Discipline, motivation and leadership. These are some of the key values for a person to have to earn a career for today, tomorrow and beyond. One place to learn these values is the Junior Reserved Officer Training Corps [JROTC] program at the Genesee Career Institute [GCI].

“The JROTC program gets you ready for the army,” junior Nicholas Schilling said. “The aims of the program are to prepare you in your life for discipline, with leadership, to carry out duties of your life and to prepare you for your life.”

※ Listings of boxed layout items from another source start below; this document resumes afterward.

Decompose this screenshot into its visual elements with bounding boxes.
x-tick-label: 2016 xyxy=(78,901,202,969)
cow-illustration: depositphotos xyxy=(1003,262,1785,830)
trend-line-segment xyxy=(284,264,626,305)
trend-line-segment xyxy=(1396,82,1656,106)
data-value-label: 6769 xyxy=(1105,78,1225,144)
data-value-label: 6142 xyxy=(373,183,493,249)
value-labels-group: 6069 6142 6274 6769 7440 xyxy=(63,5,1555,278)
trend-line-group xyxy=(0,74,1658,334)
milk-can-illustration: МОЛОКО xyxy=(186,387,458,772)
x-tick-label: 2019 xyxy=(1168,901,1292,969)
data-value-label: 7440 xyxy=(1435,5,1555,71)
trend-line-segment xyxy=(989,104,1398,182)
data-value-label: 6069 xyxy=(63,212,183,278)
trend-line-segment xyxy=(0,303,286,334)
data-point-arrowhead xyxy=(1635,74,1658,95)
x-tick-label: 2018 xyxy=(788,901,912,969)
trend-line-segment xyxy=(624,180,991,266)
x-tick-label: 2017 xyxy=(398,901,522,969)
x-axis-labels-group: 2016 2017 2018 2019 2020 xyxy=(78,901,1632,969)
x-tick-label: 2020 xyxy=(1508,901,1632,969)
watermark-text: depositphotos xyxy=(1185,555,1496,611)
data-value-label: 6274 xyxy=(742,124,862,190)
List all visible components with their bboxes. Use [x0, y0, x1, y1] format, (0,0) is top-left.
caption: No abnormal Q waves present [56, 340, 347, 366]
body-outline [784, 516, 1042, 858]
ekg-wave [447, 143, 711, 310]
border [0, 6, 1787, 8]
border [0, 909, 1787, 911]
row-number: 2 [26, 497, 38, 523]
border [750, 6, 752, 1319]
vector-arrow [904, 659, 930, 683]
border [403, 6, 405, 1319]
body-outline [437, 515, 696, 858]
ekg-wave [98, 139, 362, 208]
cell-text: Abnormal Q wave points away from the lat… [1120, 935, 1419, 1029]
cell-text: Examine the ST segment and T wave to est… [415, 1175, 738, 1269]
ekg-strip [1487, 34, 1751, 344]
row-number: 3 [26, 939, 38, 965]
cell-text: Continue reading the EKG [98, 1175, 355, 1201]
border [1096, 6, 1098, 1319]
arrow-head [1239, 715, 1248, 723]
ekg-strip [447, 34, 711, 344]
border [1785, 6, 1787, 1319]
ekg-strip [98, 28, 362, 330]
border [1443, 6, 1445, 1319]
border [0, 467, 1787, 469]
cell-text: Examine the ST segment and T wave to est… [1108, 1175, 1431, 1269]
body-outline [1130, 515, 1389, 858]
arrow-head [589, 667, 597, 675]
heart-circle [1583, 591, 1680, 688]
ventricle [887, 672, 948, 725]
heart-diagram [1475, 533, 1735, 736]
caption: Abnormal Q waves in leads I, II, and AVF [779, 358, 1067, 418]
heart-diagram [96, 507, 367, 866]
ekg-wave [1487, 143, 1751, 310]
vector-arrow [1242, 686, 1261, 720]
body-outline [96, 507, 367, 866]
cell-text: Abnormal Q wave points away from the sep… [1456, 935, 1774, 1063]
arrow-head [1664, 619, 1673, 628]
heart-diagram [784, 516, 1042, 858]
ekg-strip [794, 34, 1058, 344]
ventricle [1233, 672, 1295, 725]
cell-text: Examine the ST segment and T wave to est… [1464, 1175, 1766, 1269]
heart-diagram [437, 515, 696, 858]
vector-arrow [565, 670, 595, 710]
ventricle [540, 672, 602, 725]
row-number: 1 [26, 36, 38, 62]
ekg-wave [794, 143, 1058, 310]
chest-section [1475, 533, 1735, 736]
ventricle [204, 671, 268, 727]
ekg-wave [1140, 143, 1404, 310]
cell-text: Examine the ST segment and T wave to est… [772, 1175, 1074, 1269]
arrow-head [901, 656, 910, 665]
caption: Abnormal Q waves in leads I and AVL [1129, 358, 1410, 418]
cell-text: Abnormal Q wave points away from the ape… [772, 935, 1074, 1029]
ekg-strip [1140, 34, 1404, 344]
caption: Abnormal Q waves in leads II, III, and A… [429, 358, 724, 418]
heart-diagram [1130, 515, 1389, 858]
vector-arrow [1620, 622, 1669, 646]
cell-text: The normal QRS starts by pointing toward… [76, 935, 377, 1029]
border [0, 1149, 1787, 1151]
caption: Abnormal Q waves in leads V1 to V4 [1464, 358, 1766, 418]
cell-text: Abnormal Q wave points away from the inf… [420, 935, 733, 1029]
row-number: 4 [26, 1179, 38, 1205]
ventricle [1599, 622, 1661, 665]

Because JROTC program is army based, it trains students in military knowledge such as weapon usage, marching and following orders from their commanders.
“Lieutenant Colonel Lapham is in charge,” Schilling said. “He served for far longer than two years because he did not do JROTC. He had to go the long route, which does give him plenty of experience over all of our heads.”

The two current commanding officers overseeing the JROTC program, Colonel Lapham and First Sergeant Lahaine, teach the lessons for the key skills in the program. The skills gained help prepare the students for entering the military branches they’re interested in or preparing them for other future careers.

“It teaches you through drill,” Schilling said. “They say commands and you follow them. It’s pretty simple, but it gives a lot of experience with just doing what you’re supposed to do. Every single thing has a specific way to do it, if you do it wrong you get penalized.”

The program’s teaching method helps students learn about possible consequences from their actions. The incorrect actions of students are punished, while the correct actions are rewarded.

“I feel it has made me a better person. I feel more confident I have a louder voice,” Schilling said. “It’s giving me motivation, like I hope that by the end of the semester, I will have all A’s.”